La base de la philosophie humaniste repose sur l'idée que la vie humaine ne peut pas être évaluée car elle a une valeur inconditionnelle. Cependant, le médecin est parfois confronté à la hiérarchie nécessaire des patients. Ce fut le cas lorsqu'il a fallu identifier les patients qui bénéficieraient d'abord d'un rein artificiel et qui doivent encore être sélectionnés parmi les candidats à la transplantation d'organes. Il n'y a pas si longtemps, le choix des patients atteints du VIH / SIDA pour recevoir le premier traitement était encore trop rare. Avec la Croix-Rouge française, j'ai vécu ces situations tragiques lors d'un tremblement de terre ou d'un tsunami où il n'était pas possible de soigner tous les blessés. Les médecins militaires sont bien conscients de telles situations sur le champ de bataille.

Une sélection basée sur des critères médicaux et en fonction des moyens disponibles déchire le voile d'une vertu reconnue.

Sans tension morale, il n'y a jamais de choix éthique. Une sélection basée sur des critères médicaux et en fonction des moyens disponibles déchire le voile d'une vertu reconnue. Seul le médecin dans son âme et sa conscience peut décider des règles de nécessité indécidables.

La crise des coronavirus n'est-elle pas un substitut de la médecine face à sa mission fondamentale: guérir, guérir la maladie, loin des chimères transhumanistes qui ont pu la bouleverser? Cela n'encourage-t-il pas l'humilité?

La vérité sur l'homme apparaît aussi souvent que dans les épreuves.
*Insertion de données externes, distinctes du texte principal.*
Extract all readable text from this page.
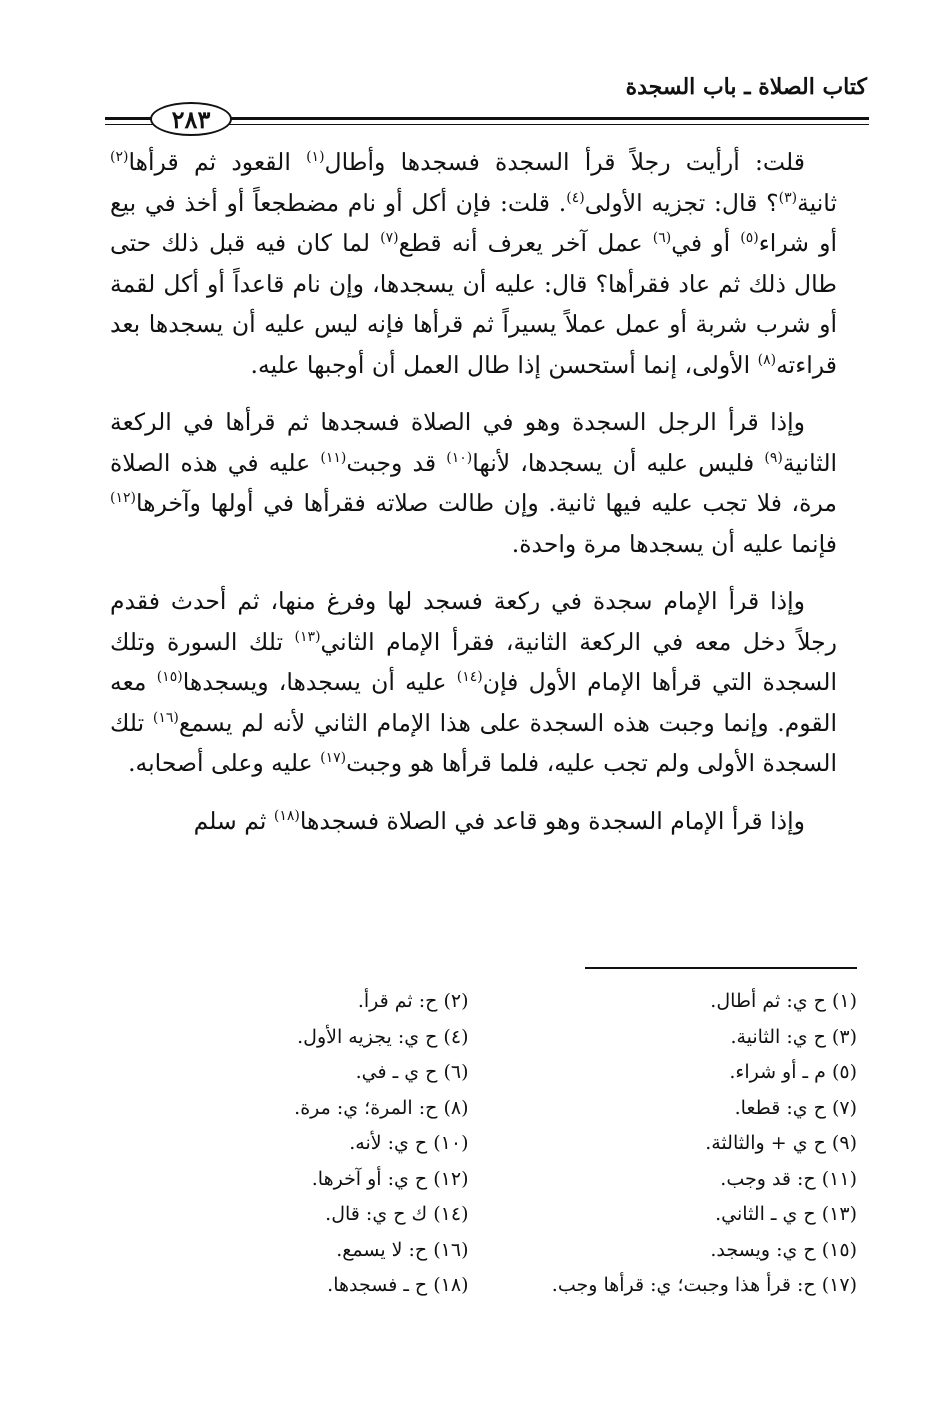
كتاب الصلاة ـ باب السجدة
٢٨٣

قلت: أرأيت رجلاً قرأ السجدة فسجدها وأطال$^{(١)}$ القعود ثم قرأها$^{(٢)}$ ثانية$^{(٣)}$؟ قال: تجزيه الأولى$^{(٤)}$. قلت: فإن أكل أو نام مضطجعاً أو أخذ في بيع أو شراء$^{(٥)}$ أو في$^{(٦)}$ عمل آخر يعرف أنه قطع$^{(٧)}$ لما كان فيه قبل ذلك حتى طال ذلك ثم عاد فقرأها؟ قال: عليه أن يسجدها، وإن نام قاعداً أو أكل لقمة أو شرب شربة أو عمل عملاً يسيراً ثم قرأها فإنه ليس عليه أن يسجدها بعد قراءته$^{(٨)}$ الأولى، إنما أستحسن إذا طال العمل أن أوجبها عليه.

وإذا قرأ الرجل السجدة وهو في الصلاة فسجدها ثم قرأها في الركعة الثانية$^{(٩)}$ فليس عليه أن يسجدها، لأنها$^{(١٠)}$ قد وجبت$^{(١١)}$ عليه في هذه الصلاة مرة، فلا تجب عليه فيها ثانية. وإن طالت صلاته فقرأها في أولها وآخرها$^{(١٢)}$ فإنما عليه أن يسجدها مرة واحدة.

وإذا قرأ الإمام سجدة في ركعة فسجد لها وفرغ منها، ثم أحدث فقدم رجلاً دخل معه في الركعة الثانية، فقرأ الإمام الثاني$^{(١٣)}$ تلك السورة وتلك السجدة التي قرأها الإمام الأول فإن$^{(١٤)}$ عليه أن يسجدها، ويسجدها$^{(١٥)}$ معه القوم. وإنما وجبت هذه السجدة على هذا الإمام الثاني لأنه لم يسمع$^{(١٦)}$ تلك السجدة الأولى ولم تجب عليه، فلما قرأها هو وجبت$^{(١٧)}$ عليه وعلى أصحابه.

وإذا قرأ الإمام السجدة وهو قاعد في الصلاة فسجدها$^{(١٨)}$ ثم سلم

(١) ح ي: ثم أطال.
(٢) ح: ثم قرأ.
(٣) ح ي: الثانية.
(٤) ح ي: يجزيه الأول.
(٥) م ـ أو شراء.
(٦) ح ي ـ في.
(٧) ح ي: قطعا.
(٨) ح: المرة؛ ي: مرة.
(٩) ح ي + والثالثة.
(١٠) ح ي: لأنه.
(١١) ح: قد وجب.
(١٢) ح ي: أو آخرها.
(١٣) ح ي ـ الثاني.
(١٤) ك ح ي: قال.
(١٥) ح ي: ويسجد.
(١٦) ح: لا يسمع.
(١٧) ح: قرأ هذا وجبت؛ ي: قرأها وجب.
(١٨) ح ـ فسجدها.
C'est dans cette épidémie dramatique que les soignants trouveront toutes les raisons pour lesquelles ils ont choisi cette profession. Ils sont prêts à oublier leur fatigue et à creuser profondément pour sauver des vies. Ils sont là pour guérir et guérir. Ils nous montrent ce qu'est l'esprit d'équipe, la solidarité et plus facilement ce qu'est l'humanité. La bonne. Les cris d'un homme élargi, le transhumanisme, qui n'admet pas la fragilité de l'homme, ne rencontrent pas d'écho quand on touche à l'essence et au sens profond de la vie des autres. Ces soignants nous rendent humbles, mais ils nous aident à grandir.